NLM logo

CHV (Consumer Health Vocabulary) - Metathesaurus Representation


VSAB:   CHV2011_02


Summary of Changes

No changes were made to the release format of CHV or the processing for the 2012AA Metathesaurus.  Updates to the CHV content primarily consisted of deletion and/or correction of misspelled terms. 

In the previous version, CHV term values with potential spelling errors were identified by setting MRCONSO.SUPPRESS="E".   There are 20 atoms remaining with SUPPRESS="E" however these will be reviewed in future versions to determine if they should be changed to "N".


Source Provided Files:

Documentation:
File
Description
http://www.consumerhealthvocab.org/ source website
ReadMe.doc
README file
Data:
File
Description
CHV_concepts_terms_flatfile_20110204.tsv Tab-separated data file

Identifiers:

Identifiers are assigned as follows:
  • CODE: CHV_concept_id
  • SAUI:  CHV_string_id
  • SCUI:  CHV_concept_id
  • SDUI:  Not applicable

Atoms (MRCONSO):

Term Type Origin
PT

CODE:  CHV_concept_id
STR: Term
SAUI:   CHV_string_id
SCUI: CHV_concept_id

TTY= PT is assigned where CHV_preferred_name="yes"

SY
CODE:  CHV_concept_id
STR: Term
SAUI:   CHV_string_id
SCUI: CHV_concept_id

TTY=SY is assigned where CHV_preferred_name="no"

Attributes (MRSAT):

Note: All score attributes have a range 0 to 1 (a higher score implies the term is easier). A value of -1 indicates the score could not be estimated.

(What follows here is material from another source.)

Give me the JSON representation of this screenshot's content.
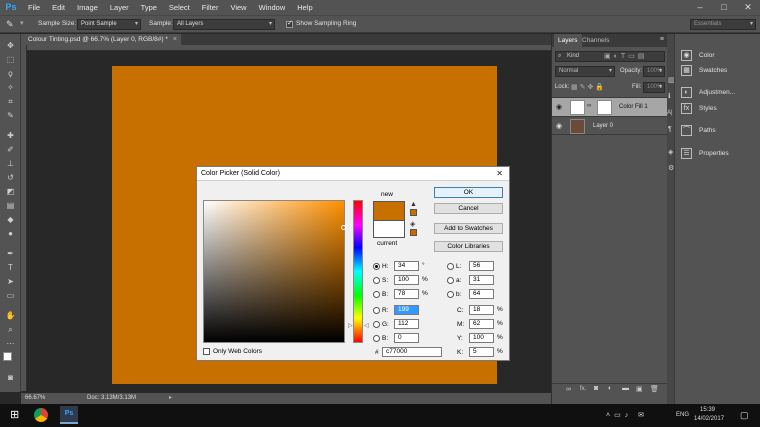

Attribute Name Description
Origin
COMBO_SCORE
Combination of frequency, context and CUI scores.  Also uses whether or not the term is a top word.  (real number)
Combo_score
COMBO_SCORE_NO_TOP_WORDS
A slight modification to Combo_score that ignores top word criterion.  The top word list is a list of easy words from the Dale-Chall list. (real number)
Combo_score_no_top_words
CONTEXT_SCORE
Context based estimate of the difficulty of the term.  (real number)
Context_score
CUI_SCORE
Estimate of the difficulty of the concept (CUI) derived from determining how closely related the concept is to known examples of easy and difficult concepts. (real number)
CUI_score
DISPARAGED A value of "yes" in the CHV data indicates a misspelling or other abnormality.  For this version, disparaged terms were not processed, so all cases of ATN="DISPARAGED" have ATV="no" Disparaged field (yes/no flag)
FREQUENCY
Estimate of thedifficulty of a term, i.e. how likely it is that an average reader will be familiar with or understand a given term.  Based on the frequency in several large text corpora.  A higher score indicates that a term is more familiar (less difficult).   (real number)
Frequency_score

Definitions (MRDEF):

Definitions are created from data in the "Explanation" field.


Relationships (MRREL):


No relationships are processed for this version of CHV

Mappings (MRMAP):

No relationships to other sources are processed for this version of CHV, however UMLS CUI data was used to assess possible synonymy.